Ja. Absolut. Gerade in Ballungszentren hat man oftmals zahlreiche Veranstaltungen auf engem Raum. Alleine in den Häuser der österreichischen Bundestheater (Staatsoper, Volksoper, Burg- und Akademietheater) haben wir schon fast 200 Funkstrecken am Start. Wenn man in Wien in der Innenstadt am Abend das Funkspektrum scannt, sieht man, dass es da schon recht wenig Lücken gibt.
Das Akademietheater etwa steht Wand an Wand mit dem Wiener Konzerthaus. Das ist quasi 300 Tage im Jahr eine Großveranstaltung. Wir haben unsere Frequenzen aufeinander abgestimmt.
In enger Nachbarschaft ist auch noch das Kasino am Schwarzenbergplatz. Das ist einen Nebenspielstätte von uns, da planen wir die Frequenzen natürlich mit. Aber daneben ist noch das Hotel Intercontinental mit seinen Kongressräumen, die Industriellenvereinigung, dann kommt der Musikverein, in die andere Richtung der Kursalon Hübner im Stadtpark. Es gibt in diesem Bereich praktisch niemanden der nicht potentiell störende Nachbarn hat (in Bezug auf Funk 😉).
Was sind Ihre Wünsche an die österreichische Regierung beim Thema „Kulturfrequenzen“?
Bis dato war die Haltung der Regierung bzw. der Funkverwaltung „pro“ Kulturfrequenzen. Ich hoffe, diese positive Grundhaltung und das Verständnis dafür erhalten bleiben.
Durch die Corona Krise ist allerdings deutlich geworden, dass in einigen Regionen der Netzausbau wirklich sehr erbärmlich ist.
Ich hoffe, die Mobilfunkbetreiber nützen diesen Umstand (an dem sie ja nicht ganz unschuldig sind) nicht zu ihren Gunsten, um mehr Frequenzen zu fordern, bzw. ich hoffe, dass die Regierung dann hoffentlich nicht drauf reinfällt.
Wie Sie – als ÖTHG oder Leiter der Tonabteilung im Akademietheater – in die nationale Vorbereitung der Weltfunkkonferenz eingebunden?
Die Funkverwaltung hat vor der letzten Weltfunkkonferenz zu einer Infoveranstaltung geladen.

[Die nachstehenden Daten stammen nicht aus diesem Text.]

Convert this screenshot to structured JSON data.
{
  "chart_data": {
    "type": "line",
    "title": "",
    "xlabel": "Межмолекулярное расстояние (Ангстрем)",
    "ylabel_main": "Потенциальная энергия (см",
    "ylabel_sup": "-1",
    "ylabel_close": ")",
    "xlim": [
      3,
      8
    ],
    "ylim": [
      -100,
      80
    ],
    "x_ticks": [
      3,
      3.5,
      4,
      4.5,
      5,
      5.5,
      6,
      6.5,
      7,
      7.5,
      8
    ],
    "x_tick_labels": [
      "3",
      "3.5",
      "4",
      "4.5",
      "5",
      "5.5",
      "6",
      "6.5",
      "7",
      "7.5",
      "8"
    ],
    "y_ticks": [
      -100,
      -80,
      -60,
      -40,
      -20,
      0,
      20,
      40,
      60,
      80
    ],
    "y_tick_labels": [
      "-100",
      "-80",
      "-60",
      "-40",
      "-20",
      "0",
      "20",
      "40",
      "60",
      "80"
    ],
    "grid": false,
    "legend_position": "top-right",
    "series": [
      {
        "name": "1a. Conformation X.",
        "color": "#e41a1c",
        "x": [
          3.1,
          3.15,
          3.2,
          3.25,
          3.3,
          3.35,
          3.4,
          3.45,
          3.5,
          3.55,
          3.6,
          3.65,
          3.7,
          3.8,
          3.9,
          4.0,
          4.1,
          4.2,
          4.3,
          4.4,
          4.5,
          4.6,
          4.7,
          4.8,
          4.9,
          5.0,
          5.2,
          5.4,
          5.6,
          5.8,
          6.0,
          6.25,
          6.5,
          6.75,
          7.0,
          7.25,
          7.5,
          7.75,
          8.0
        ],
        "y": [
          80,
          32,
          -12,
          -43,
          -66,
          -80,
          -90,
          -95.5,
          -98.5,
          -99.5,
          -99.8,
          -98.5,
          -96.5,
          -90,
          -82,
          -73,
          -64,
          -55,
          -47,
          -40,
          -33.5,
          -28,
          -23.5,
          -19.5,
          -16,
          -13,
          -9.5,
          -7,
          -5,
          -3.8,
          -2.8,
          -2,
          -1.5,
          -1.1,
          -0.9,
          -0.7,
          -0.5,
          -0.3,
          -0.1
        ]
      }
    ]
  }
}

Nachdem es kürzlich ein „Kommunikations-hoppala“ zwischen Funkverwaltung und PMSE Anwendern gab, und danach von den Verantwortlichen bessere Kommunikation gelobt wurde, hoffe ich sehr, dass es auch vor der nächsten WRC so eine Veranstaltung gibt.
Durch Corona sind diese Dinge leider etwas erschwert worden.
Was können und sollen Organisationen wie APWPT tun?
Ich denke die Arbeit des APWPT in Brüssel, auf der WRC und bei all den Gremien und Arbeitsgruppen ist extrem wichtig. Das ist so komplex, dass es für Anwender schlichtweg nicht zu überblicken ist. Da es bei diesen Sachen ja viel um Lobbyarbeit geht, braucht man einfach Profis, die sich mit dieser manchmal doch etwas trockenen Materie durchgehend beschäftigen, um den sicher sehr gut aufgestellten Mobilfunkern und anderen Anwendern bei Frequenzbegehrlichkeiten entgegen zu halten.
(Das Interview fand am 9. März 2021 mit einer Videokonferenz statt.)